Hal yang paling mengejutkan dalam persidangan ini adalah nilai uang pengganti yang harus dibayarkan oleh Kerry Riza. Majelis hakim menetapkan angka fantastis sebesar Rp2.905.420.003.854 sebagai kompensasi atas kerugian negara yang muncul. Nilai ini wajib dilunasi paling lambat dalam kurun waktu satu bulan setelah putusan memiliki kekuatan hukum tetap.

Jika harta bendanya tidak mencukupi untuk menutupi uang pengganti tersebut, Kerry terancam tambahan hukuman penjara yang signifikan. Hakim menetapkan masa subsider selama 5 tahun penjara sebagai pengganti jika kewajiban finansial triliunan rupiah itu tidak terpenuhi. Ketegasan hakim ini mencerminkan upaya serius negara dalam pemulihan aset dari tindak pidana korupsi.

Reaksi Kerry Riza: Mengaku Bingung dan Siap Banding

Usai mendengarkan pembacaan vonis yang sangat berat tersebut, Kerry Riza memberikan pernyataan yang cukup emosional kepada awak media. Ia mengaku merasa sangat bingung dengan pertimbangan hukum yang diambil oleh majelis hakim di tingkat pertama ini. Menurutnya, banyak fakta penting yang muncul selama persidangan justru diabaikan begitu saja dalam putusan akhir.

“Saya juga bingung dengan putusannya karena banyak fakta persidangan yang tidak dimasukkan di pertimbangan putusan,” ujar Kerry dengan nada kecewa. Ia merasa bahwa keadilan belum sepenuhnya berpihak kepadanya dalam proses persidangan yang panjang ini. Oleh karena itu, ia menegaskan tidak akan menyerah dan akan menempuh jalur hukum selanjutnya.

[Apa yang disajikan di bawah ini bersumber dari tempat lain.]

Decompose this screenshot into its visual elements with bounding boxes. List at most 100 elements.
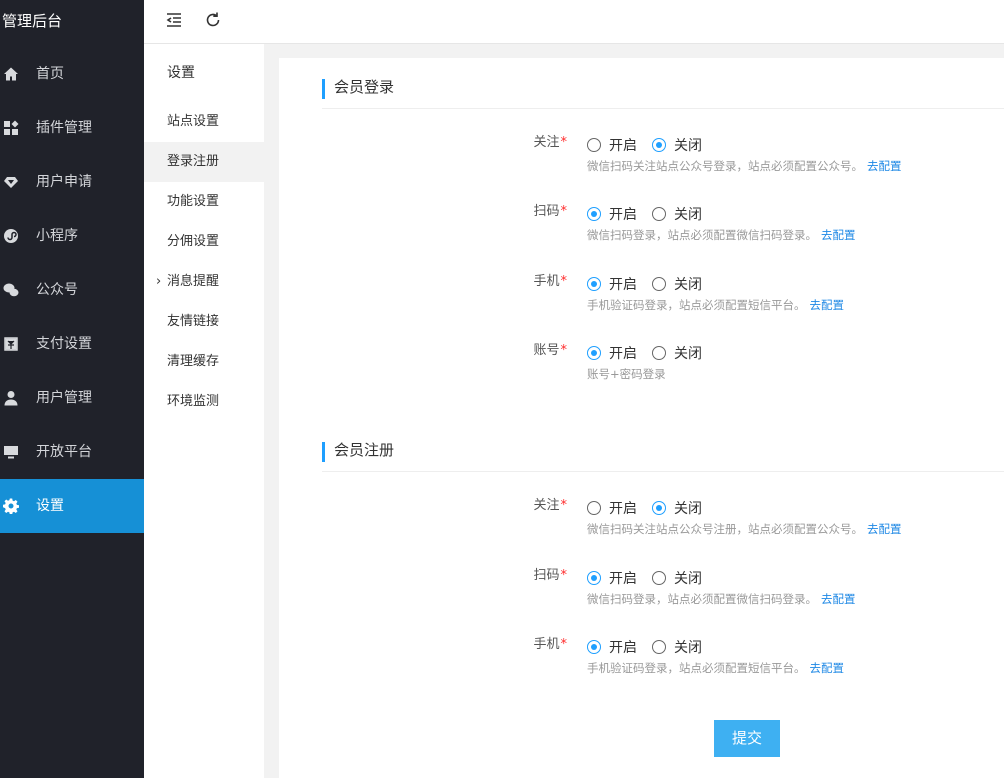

Kerry memastikan bahwa dirinya bersama tim penasihat hukum akan segera mengajukan upaya banding ke pengadilan tinggi. Ia menaruh harapan besar agar bisa mendapatkan ruang keadilan yang lebih objektif dan transparan di tingkat yang lebih tinggi. “Insya Allah saya akan teruskan upaya hukum, semoga saya mendapatkan keadilan di tempat lain,” tegasnya sebelum meninggalkan ruang sidang.

Jejak Kasus Korupsi Minyak di Lingkungan Pertamina

Kasus yang menjerat Kerry Riza ini berkaitan erat dengan carut-marut tata kelola minyak mentah di lingkungan Subholding dan KKKS Pertamina. Penyelidikan mendalam oleh pihak berwenang mengungkap adanya praktik korupsi sistematis yang merugikan keuangan negara dalam skala masif. Jaksa penuntut umum sebelumnya menuntut hukuman yang dianggap sebanding dengan dampak ekonomi nasional.

Persidangan maraton ini telah menarik perhatian luas karena melibatkan nama-nama besar di industri energi nasional Indonesia. Vonis terhadap Kerry menjadi pesan kuat bagi para pelaku industri untuk lebih transparan dan akuntabel dalam mengelola sumber daya energi. Kini, publik menanti bagaimana kelanjutan proses hukum ini di tingkat banding yang akan segera didaftarkan oleh pihak terdakwa.